Since priests have a unique relationship with God, youngsters who are sexually abused by priests can experience that assault as a rape by God or by an angel or messenger of God. In a child's mind, there may be no distinction between a perverse human being and seduction by God Almighty.
Now that we know how damaging abuse by clerics can be, it is obvious that reparation from anything less than those highest in the Church hierarchy will be experienced as hollow and insincere.
Bishops throughout the country must be more effective in providing personal empathic response to survivors and their families. They should hear directly from survivors and their families. Money alone cannot repair sexual trauma and the loss of faith. It simply is not enough.
Sexual violation is an abuse of power. But priests also betray a sacred trust. The youth's identity is stained and desecrated, and the aftermath can be cataclysmic and lifelong. Compounding the child's confusion is the possibility that sexual stimulation can feel really good. So the child or adolescent is at a loss to know what to feel.
A fallacy persists that "kids forget." Nothing is further from the truth. Trauma can be concealed in the body and sequestered in the mind for a lifetime, resulting in shattered hopes and dreams, wasted human potential, and, too often, suicide.
Families and sons and daughters and friends are also robbed of the victim's soul and become secondary victims.

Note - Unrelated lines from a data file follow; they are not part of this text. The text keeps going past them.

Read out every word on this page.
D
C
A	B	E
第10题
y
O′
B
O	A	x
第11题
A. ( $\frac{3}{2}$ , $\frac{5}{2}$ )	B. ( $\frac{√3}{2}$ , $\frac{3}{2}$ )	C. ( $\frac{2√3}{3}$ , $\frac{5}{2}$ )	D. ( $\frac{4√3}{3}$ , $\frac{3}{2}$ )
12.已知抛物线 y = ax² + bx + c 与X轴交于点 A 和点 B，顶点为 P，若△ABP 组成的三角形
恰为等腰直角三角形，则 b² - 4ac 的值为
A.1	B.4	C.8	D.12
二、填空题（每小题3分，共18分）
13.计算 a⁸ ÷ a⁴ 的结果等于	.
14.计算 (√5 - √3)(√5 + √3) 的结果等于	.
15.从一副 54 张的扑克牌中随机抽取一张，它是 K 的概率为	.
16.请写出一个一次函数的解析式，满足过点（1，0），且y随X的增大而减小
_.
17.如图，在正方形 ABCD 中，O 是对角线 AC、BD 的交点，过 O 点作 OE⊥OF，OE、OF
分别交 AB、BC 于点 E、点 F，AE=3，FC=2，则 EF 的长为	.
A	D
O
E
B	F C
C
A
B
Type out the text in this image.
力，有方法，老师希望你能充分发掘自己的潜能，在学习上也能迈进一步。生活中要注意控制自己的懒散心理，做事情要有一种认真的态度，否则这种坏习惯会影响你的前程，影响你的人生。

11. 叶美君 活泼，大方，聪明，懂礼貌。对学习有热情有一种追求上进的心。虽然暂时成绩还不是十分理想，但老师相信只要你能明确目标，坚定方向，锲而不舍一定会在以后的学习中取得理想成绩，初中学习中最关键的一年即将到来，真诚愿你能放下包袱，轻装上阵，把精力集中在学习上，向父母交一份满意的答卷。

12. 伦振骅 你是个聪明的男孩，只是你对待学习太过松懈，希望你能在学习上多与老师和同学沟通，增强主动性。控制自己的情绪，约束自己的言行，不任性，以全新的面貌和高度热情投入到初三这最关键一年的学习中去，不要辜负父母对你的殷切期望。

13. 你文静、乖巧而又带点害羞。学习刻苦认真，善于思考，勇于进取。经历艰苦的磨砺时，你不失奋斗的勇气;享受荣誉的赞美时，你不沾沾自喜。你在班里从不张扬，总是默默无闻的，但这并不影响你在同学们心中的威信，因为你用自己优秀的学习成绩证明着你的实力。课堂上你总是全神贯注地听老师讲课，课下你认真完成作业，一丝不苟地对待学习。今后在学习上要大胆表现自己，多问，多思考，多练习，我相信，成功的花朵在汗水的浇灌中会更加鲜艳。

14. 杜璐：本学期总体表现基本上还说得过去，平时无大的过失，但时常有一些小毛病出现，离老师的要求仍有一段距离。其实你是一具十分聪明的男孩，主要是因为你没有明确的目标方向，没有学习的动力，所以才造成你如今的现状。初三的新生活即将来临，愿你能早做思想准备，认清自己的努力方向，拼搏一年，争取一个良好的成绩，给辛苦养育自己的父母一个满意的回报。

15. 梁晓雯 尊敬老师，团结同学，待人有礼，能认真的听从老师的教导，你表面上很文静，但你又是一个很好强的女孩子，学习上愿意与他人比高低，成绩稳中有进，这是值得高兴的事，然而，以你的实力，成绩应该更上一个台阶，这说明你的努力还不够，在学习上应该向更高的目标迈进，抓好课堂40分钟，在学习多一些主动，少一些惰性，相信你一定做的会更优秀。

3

Victims do not "get over" sexual trauma as one does a common cold. Post-traumatic stress disorder (re-experiencing the trauma, avoidance of anything similar to the trauma or persistent agitation) anxiety, depression, isolation, interpersonal problems, family dysfunction, work difficulties, debilitating shame and guilt, addictive and compulsive behaviors (alcoholism, drug addiction, overeating, over-spending, and sexual obsessions) and self-loathing are some symptoms.
Is it any wonder that traumatized children often drop out of school and become prey to drugs, gangs, prostitution and homelessness? Our prisons are bursting with adults and now even minors who were molested as children. We would wager that the most frequent users of Arizona's behavioral health system were sexually traumatized as children.
For men and women abused by clergy, as well as other victims of sexual violence, help and hope are available through the Southern Arizona Center Against Sexual Assault.
In addition to providing individual and group therapy, a Sexual Trauma Support Group is available specifically for men. There is a prevailing myth that men are not sexually assaulted, and, if they are, they should be able to defend themselves.
In a patriarchal culture, little boys are not free to talk about their innermost feelings beyond the age of 5. "Real men" should just learn to "suck it up and fight back." If they do not, they are stigmatized as gay and ostracized as "sissies."
The Sexual Trauma Support Group includes men who have endured an assortment of sexual assaults. These survivors are courageous gentlemen risking their vulnerability and exploring the heart of darkness. They share their anguish and bear witness to one another.
Their murdered souls are being resurrected, and they are being liberated from psychological bondage. These remarkable men are progressing from victim to victor. It is a privilege to participate in the reclamation of their lives.
Robert Kafes is clinical director of the Southern Arizona Center Against Sexual Assault.